You shall keep the Feast of Unleavened Bread. Seven days you shall eat unleavened bread, as I commanded you, at the time appointed in the month Abib, for in the month Abib you came out from Egypt. All that open the womb are mine, all your male livestock, the firstborn of cow and sheep. The firstborn of a donkey you shall redeem with a lamb, or if you will not redeem it you shall break its neck. All the firstborn of your sons you shall redeem. And none shall appear before me empty-handed. Six days you shall work, but on the seventh day you shall rest. In plowing time and in harvest you shall rest. You shall observe the Feast of Weeks, the firstfruits of wheat harvest, and the Feast of Ingathering at the year's end. (Exodus 34:18-22, emphasis added.)

What is spoken of here as the Feast of Ingathering (Chag Ha-Asif) is known elsewhere as the Feast of Tabernacles (Chag Ha-Sukkot), which is observed in the seventh month. Similar language for Sukkot is used in Leviticus:

On the fifteenth day of the seventh month, when you have gathered in the produce of the land, you shall celebrate the feast of the LORD seven days. On the first day shall be a solemn rest, and on the eighth day shall be a solemn rest. (Leviticus 23:39, emphasis added.)

This passage raises two questions. Why is a holiday in the seventh month called the "end of the year"? Also, why is the holiday of Sukkot called by the unusual name "the Feast of Ingathering" in this passage?

All of the biblical holidays are multifaceted. Not only do they each commemorate events of redemption that the nation experienced, but they also coincide with the agricultural cycle. There are other things we can notice that is unusual about the wording of this passage.

First, notice that the Feast of Unleavened Bread is mentioned without speaking of the Passover lamb sacrifice. Instead, the passage draws attention to the name Abib (or "Aviv"). Normally, the Torah uses numbers, not names, to describe the months. The word Aviv is the Canaanite name of the springtime month, and it means "ripe ears of grain." By using this terminology, the Torah is focusing attention on the agricultural cycle.

What follows are instructions regarding the firstborn young of animals. Once again, this ties to the seasonal cycle. Next, the commandment to rest on the Sabbath is reiterated, but this time it is clarified that the Sabbath remains in effect even during times of plowing and harvest--another agricultural cue. When the Feast of Weeks (Shavu'ot) is mentioned, the Torah includes the note that it is "the firstfruits of the wheat harvest," again emphasizing the agricultural connection.

This explains why the Torah would refer to the holiday of Sukkot with this unusual term, the "Feast of Ingathering." Although a sukkah ("tabernacle") is in fact a harvest hut--a makeshift shelter from the sun used during the harvest season--the Torah also connects the sukkah to the exodus from Egypt (Leviticus 23:42-43). By referring to this holiday as "ingathering," the Torah emphasizes its relationship with the agricultural year.

This also explains why a holiday in the seventh month would be called "at the end of the year." It is the end of the agricultural year.

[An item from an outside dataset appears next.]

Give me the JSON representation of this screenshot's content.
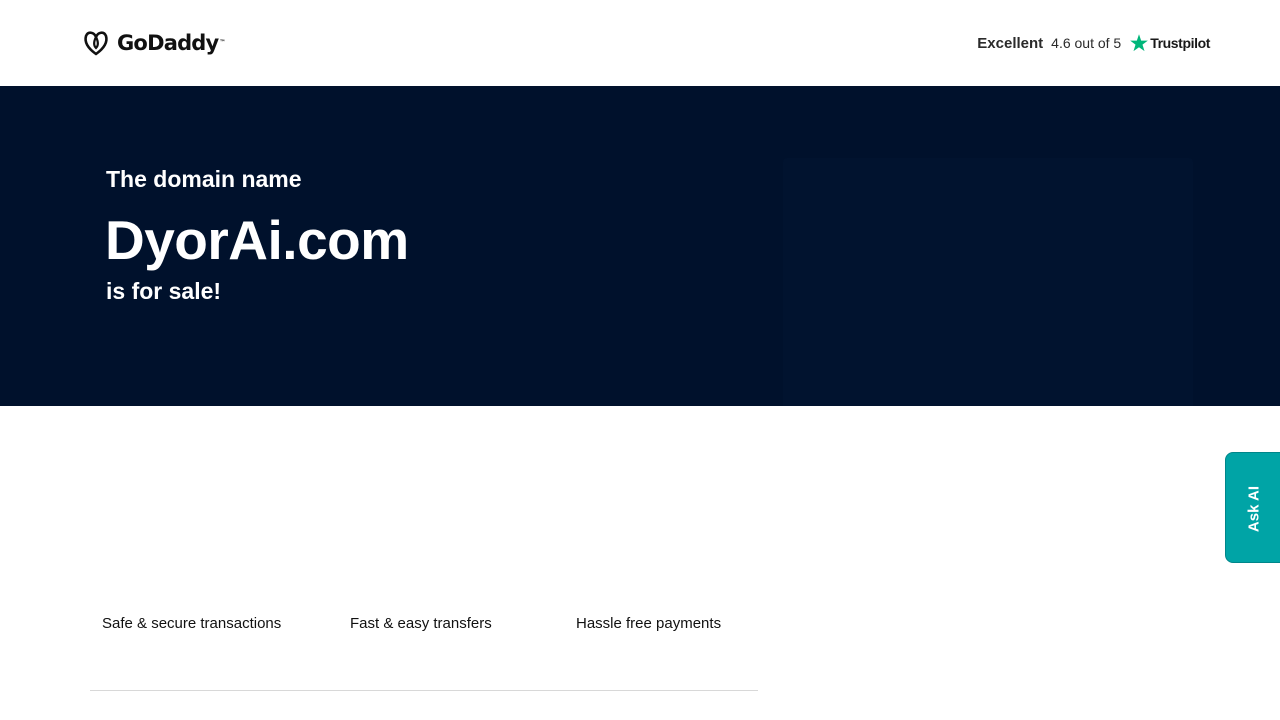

The Hebrew word translated "end" by the ESV is tekufah, which has the sense of cycling or turning--making a complete circuit. It is not only an end, but a new beginning.

The Seventh Month

We can now return to our question about why the Torah would call the beginning of the agricultural year the "seventh month."

The agricultural cycle of planting and harvesting, which completes its cycle in the fall, is not pagan or Babylonian. It is of divine origin and perceptible through nature in every culture.

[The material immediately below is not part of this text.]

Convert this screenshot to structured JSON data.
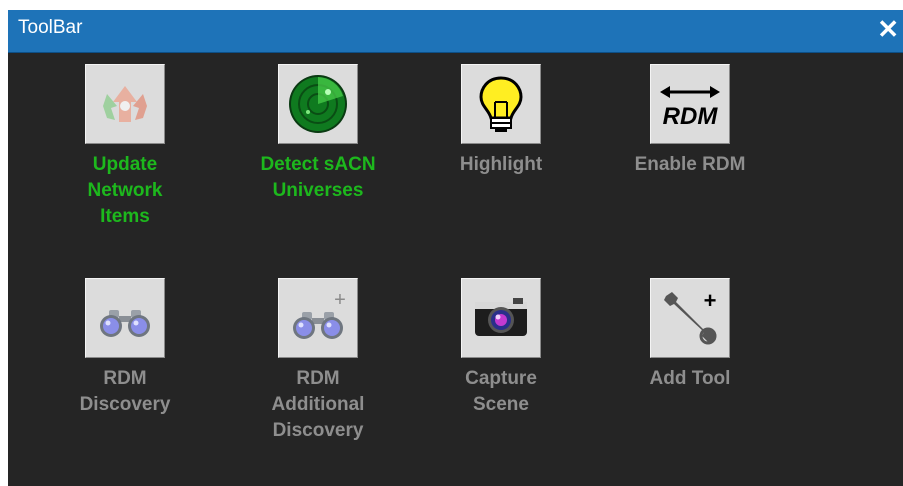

In the instruction to number the months in Exodus 12, the agricultural cycle is not in view. Rather, it is the redemption from Egypt. By numbering the months beginning with the month of the Exodus, we remember that this is our beginning. Everything hinges on that miraculous event.

As the agricultural cycle renews, one might be tempted to forget that everything we have comes from HaShem. If it hadn't been for the redemption from Egypt, we would have no fields or vineyards or orchards or herds or flocks. By acknowledging the beginning of the agricultural year as six months away from the redemption, we stay anchored in the reality that as we engage in labor and reap its benefit, we are doing so as servants of our Creator and Redeemer.